Climate: we can unite direct action with mass mobilisation

The “We Quit” declaration by Extinction Rebellion in Britain that it will step back from disruptive, direct action to build a 100,000-strong rally on 21 April has ignited a debate about the best approach to fighting climate change.

XR rightly said: “Despite the blaring alarm on the climate and ecological emergency ringing loud and clear, very little has changed. Emissions continue to rise and our planet is dying at an accelerated rate.”

But in a shift that many have interpreted as an admission that direct action does not work, the statement added: “XR is committed to including everyone in this work and leaving no one behind, because everyone has a role to play. This year, we prioritise attendance over arrest and relationships over roadblocks, as we stand together and become impossible to ignore.”

Meanwhile XR in Australia has pledged to continue disruptive direction action, with groups in SA and Victoria focusing on the Tour Down Under bike race, which is sponsored by fossil fuel corporation Santos.

Effective

But do we need to choose between direct action and mass mobilisations? Socialists support both mass mobilisations and direct action to achieve change. And often the most effective movements combine both.

We also argue that movements of resistance will be strongest if they involve organised workers, who have the power to stop the capitalist system that puts profits before people and planet.

When wharfies employed by stevedoring company Patrick were locked out of work in 1998, thousands poured on to picket lines to defend them and their union, the Maritime Union of Australia. Some workers walked off the job to join the protests.

When the Liberal government in Victoria threatened to break the picket with police violence and water cannons, thousands stood firm, forcing the police to surrender.

People often fear that direct action and disruption will isolate activists and lose the “middle ground”. But defiance on the picket lines ensured that the struggle was in the news and allowed the MUA to get its argument out to millions. MUA members marched back to work, their union intact.

On 11 September 2000, activists up and down the country converged on Melbourne to protest against top corporate bosses at a World Economic Forum conference.
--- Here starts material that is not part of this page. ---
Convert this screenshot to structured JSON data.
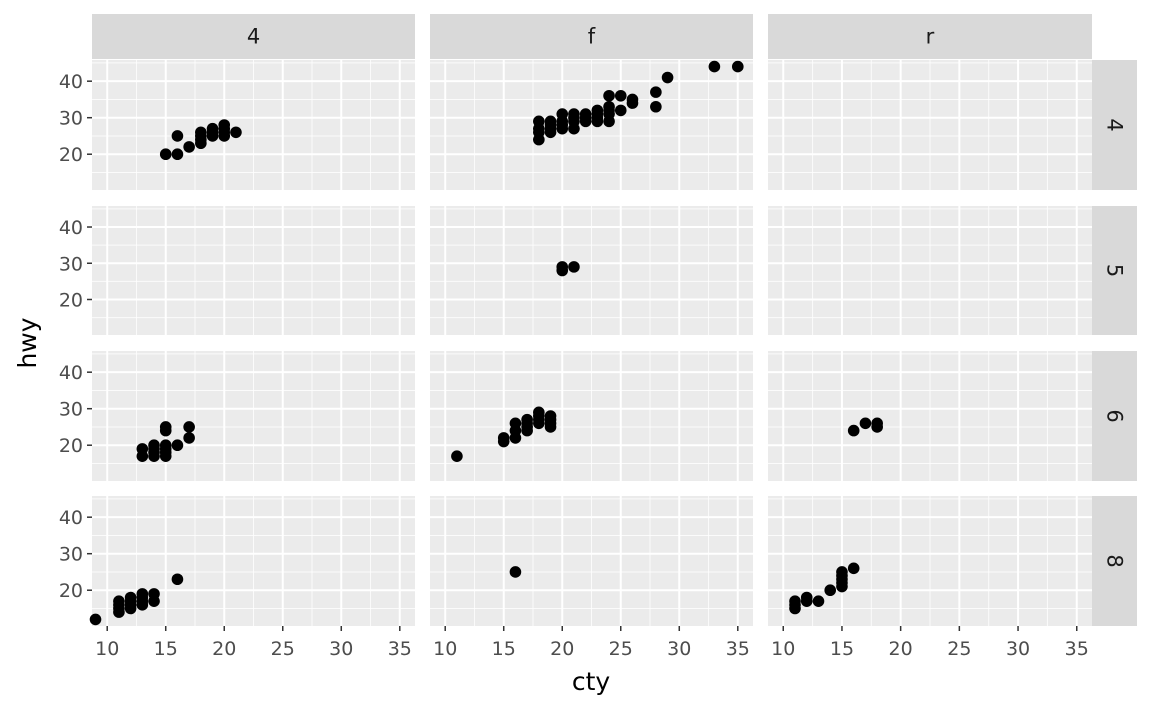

While some sections of the movement kept their distance, worried that militancy would lose public support, protest organisers called for direct action and mass mobilisation, telling the media that 10,000 people would surround the event at the Crown Casino building and shut it down—which is what happened.

Hundreds of bosses failed to get into the event on the first day. On the second, thousands of striking workers marched to Crown to join what became known as the S11 blockade.

The media interviewed protest organisers and the anti-capitalist message was heard and supported widely.

In November 2018, 200 teachers from more than 50 schools across Victoria and 150 teachers from 20 schools in Brisbane walked out to demand the government bring all children and adult refugees off Nauru and Manus.

The strike built on the momentum generated by mass protests across the country. Teachers wore pro-refugee T-shirts at school, often defying their principals or state governments. This in turn inspired similar actions by nurses, librarians, health workers and university staff.

The Morrison government buckled, bringing refugee children and their parents to Australia from Nauru.

Serious attempt

What all these examples had in common was direct action on a large scale, involving hundreds or thousands of people. They were also part of serious attempts to mobilise thousands more in less confrontational protests, and helped workers gain the confidence from a growing movement to move into action.

To rebuild a mass climate movement that can win demands like no new coal, oil or gas, 100 per cent public renewables and guaranteed good jobs for fossil fuel workers, we need to combine all those elements.

The campaign to stop Santos extracting coal-seam gas in the Pilliga is uniting Indigenous people, environmentalists and unionists around protests, rallies and potential union bans.

This month, Solidarity and XR members and other community activists joined the bus drivers’ picket line in Adelaide, showing the kind of unity that will be needed to win a massive expansion of public transport.

Rebuilding a large and militant climate movement can pose a challenge to the government, just as it did in 2019. That would give confidence that those at the top can be beaten.

The excitement, militancy and tactics of the climate movement could be brought into workers’ struggles. And, in return, the strength of such action can be a demonstration of where our power in society—and our potential to change it—lies.